Tráfico cria treinamento de drones no Rio enquanto facções usam tecnologia para atacar rivais

Imagens da polícia mostram fila para curso no Complexo da Penha. Investigação aponta 18 casos de explosivos lançados por drones

Por Bianca Lobianco

Imagens obtidas pela polícia mostram uma fila de pessoas em uma quadra do Complexo da Penha, na Zona Norte, onde teria sido realizado um curso de operação de drones.

O avanço do uso de drones pelo crime organizado no Rio de Janeiro ganhou uma nova dimensão: além de utilizar os equipamentos para monitorar territórios e lançar explosivos contra grupos rivais, traficantes passaram a oferecer treinamento para novos operadores. Imagens obtidas pela polícia mostram uma fila de pessoas em uma quadra do Complexo da Penha, na Zona Norte, onde teria sido realizado um curso de operação de drones.

A capacitação teria ocorrido há cerca de duas semanas e, segundo as investigações, seria promovida por criminosos.
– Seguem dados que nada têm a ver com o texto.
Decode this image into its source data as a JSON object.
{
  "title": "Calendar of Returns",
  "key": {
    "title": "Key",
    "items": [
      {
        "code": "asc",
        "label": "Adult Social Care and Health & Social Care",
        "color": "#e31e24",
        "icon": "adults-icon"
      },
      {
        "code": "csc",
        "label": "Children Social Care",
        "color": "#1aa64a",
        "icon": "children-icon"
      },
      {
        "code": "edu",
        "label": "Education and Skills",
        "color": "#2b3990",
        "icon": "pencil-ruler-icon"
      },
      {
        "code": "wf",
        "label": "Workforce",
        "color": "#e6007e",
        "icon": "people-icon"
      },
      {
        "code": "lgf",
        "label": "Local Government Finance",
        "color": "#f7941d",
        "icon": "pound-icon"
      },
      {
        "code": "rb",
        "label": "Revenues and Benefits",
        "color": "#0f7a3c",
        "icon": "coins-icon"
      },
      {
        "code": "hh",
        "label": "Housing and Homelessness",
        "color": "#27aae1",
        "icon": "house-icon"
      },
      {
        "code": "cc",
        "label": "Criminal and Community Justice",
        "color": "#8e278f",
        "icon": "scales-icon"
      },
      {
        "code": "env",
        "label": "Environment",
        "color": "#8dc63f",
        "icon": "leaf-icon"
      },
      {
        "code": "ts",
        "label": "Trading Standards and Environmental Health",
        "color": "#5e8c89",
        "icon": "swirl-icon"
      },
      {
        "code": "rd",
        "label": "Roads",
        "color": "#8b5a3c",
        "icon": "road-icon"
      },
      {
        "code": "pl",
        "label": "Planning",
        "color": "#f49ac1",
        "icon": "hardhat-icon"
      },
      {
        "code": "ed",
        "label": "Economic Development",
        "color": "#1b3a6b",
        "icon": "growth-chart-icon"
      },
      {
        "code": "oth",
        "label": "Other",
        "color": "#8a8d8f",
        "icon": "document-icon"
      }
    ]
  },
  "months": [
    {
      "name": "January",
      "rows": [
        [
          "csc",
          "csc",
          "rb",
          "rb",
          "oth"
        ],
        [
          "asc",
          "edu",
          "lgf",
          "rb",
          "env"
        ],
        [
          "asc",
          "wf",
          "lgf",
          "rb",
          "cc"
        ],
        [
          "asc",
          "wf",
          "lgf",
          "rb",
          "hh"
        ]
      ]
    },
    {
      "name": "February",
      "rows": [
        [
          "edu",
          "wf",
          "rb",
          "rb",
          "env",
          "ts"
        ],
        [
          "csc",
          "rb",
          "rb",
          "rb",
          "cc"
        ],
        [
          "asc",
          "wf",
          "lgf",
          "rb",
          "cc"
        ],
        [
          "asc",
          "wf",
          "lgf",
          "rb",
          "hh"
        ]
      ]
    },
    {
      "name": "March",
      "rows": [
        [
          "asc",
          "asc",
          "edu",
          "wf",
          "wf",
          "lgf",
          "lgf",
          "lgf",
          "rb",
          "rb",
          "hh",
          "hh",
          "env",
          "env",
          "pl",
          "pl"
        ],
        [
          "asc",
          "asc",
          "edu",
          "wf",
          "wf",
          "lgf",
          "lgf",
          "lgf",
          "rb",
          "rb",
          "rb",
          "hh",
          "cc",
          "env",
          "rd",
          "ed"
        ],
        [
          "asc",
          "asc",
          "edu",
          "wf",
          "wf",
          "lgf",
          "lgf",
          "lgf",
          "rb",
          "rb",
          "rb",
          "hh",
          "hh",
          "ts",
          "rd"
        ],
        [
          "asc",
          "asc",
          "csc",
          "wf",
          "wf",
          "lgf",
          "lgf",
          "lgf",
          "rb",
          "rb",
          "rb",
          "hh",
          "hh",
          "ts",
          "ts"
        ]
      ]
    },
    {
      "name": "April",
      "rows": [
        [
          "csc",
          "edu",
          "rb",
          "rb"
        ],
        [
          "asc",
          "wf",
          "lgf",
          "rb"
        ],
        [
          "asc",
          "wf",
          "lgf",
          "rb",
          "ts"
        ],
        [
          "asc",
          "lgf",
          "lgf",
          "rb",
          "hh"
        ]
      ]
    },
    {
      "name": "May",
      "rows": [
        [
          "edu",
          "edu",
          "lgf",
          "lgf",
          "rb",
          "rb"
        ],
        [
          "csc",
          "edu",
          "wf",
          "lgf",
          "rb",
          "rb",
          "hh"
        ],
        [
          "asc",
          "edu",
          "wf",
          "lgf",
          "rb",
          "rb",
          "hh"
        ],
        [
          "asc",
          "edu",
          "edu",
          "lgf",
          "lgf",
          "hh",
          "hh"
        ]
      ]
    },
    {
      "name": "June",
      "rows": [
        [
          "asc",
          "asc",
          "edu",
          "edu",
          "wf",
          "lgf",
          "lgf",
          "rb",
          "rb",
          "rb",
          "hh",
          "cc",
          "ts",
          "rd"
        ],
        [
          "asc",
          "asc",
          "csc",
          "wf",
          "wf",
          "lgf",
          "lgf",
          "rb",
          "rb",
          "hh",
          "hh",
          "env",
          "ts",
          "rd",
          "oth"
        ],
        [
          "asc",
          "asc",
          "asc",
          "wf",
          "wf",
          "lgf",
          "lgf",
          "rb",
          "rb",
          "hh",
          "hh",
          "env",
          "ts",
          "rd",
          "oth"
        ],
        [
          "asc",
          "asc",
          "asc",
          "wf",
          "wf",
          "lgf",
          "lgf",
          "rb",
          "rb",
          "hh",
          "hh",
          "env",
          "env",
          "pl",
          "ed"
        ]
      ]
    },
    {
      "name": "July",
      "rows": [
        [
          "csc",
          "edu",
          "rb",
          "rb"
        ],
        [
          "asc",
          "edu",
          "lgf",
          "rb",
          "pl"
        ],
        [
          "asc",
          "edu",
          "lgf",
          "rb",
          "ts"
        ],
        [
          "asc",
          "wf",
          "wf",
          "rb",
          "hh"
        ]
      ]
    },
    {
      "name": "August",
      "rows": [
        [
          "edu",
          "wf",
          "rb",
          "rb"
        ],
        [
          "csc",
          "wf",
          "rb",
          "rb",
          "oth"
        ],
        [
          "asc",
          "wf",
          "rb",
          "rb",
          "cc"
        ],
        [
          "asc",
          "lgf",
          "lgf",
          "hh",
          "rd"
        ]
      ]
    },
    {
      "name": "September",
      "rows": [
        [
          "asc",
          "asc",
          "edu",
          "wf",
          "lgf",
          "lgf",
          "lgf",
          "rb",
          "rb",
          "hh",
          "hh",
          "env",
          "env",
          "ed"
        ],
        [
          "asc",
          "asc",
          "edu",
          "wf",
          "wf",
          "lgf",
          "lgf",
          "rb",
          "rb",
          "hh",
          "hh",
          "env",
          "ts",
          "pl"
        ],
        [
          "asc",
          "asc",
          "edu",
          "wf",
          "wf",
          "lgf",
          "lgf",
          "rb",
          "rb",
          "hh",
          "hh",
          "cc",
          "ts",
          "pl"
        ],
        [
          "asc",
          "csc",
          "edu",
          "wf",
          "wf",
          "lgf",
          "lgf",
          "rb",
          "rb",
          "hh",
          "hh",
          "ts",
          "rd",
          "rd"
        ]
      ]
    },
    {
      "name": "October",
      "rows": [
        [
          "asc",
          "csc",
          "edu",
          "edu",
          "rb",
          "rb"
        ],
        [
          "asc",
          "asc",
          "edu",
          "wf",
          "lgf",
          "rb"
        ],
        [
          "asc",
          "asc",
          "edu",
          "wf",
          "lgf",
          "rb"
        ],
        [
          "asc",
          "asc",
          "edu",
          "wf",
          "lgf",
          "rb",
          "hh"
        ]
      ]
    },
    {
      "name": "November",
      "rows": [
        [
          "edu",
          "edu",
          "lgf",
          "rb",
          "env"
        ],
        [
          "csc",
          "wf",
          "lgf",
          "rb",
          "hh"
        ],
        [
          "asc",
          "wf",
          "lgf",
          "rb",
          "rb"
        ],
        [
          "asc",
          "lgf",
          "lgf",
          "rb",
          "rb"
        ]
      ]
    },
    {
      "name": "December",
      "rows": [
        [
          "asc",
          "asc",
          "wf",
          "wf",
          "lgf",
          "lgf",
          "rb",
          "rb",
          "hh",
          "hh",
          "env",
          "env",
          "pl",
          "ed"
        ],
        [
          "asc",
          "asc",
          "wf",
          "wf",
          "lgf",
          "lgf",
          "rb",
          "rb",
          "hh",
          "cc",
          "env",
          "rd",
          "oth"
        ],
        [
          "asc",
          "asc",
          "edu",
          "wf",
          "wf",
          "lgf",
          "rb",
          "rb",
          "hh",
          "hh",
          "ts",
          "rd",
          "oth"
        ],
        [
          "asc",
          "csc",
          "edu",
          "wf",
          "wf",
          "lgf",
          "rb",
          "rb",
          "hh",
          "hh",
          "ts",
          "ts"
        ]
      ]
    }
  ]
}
Para as forças de segurança, o treinamento indica que o uso da tecnologia deixou de ser uma iniciativa pontual e passou a fazer parte da estrutura de atuação das facções.

A Polícia Civil investiga atualmente 18 ocorrências envolvendo bombas lançadas por drones no estado. A corporação, porém, suspeita que o número real seja maior. O levantamento considera casos em investigação e não deve ser confundido com as denúncias registradas pelo Disque-Denúncia.

Os registros do serviço mostram como o fenômeno ganhou escala. Em 2023, houve o primeiro relato de um drone equipado com uma granada. Em 2024, foram quatro registros. Já em 2025, foram contabilizadas 73 denúncias envolvendo traficantes e outras 14 relacionadas a milicianos.

A escalada também foi observada em diferentes pontos da cidade. No início de agosto, confrontos entre grupos ligados ao Comando Vermelho (CV) e ao Terceiro Comando Puro (TCP) na Zona Norte foram acompanhados por ataques com drones carregando artefatos explosivos. Um dos episódios ocorreu no Complexo da Penha.

Em outro caso recente, um drone foi utilizado para lançar uma granada contra um trailer na região de Vargem Grande. Segundo a Polícia Militar, os criminosos teriam utilizado um imóvel no Recreio dos Bandeirantes como ponto de decolagem. Dois suspeitos foram presos posteriormente, e a polícia apreendeu o equipamento utilizado no ataque, além de outras granadas, dinheiro e materiais relacionados à ação.

O problema não está restrito às áreas de confronto entre criminosos. Drones usados por traficantes também passaram a representar risco para a aviação, principalmente porque alguns equipamentos foram identificados próximos a rotas utilizadas por helicópteros e aeronaves que chegam e saem do Aeroporto de Jacarepaguá, na Zona Oeste.

Em um dos episódios investigados, o trajeto de um drone utilizado em um ataque passou por uma área empregada por aeronaves durante a aproximação para pouso. A preocupação das autoridades é que uma colisão entre um drone e uma aeronave tripulada possa provocar danos graves.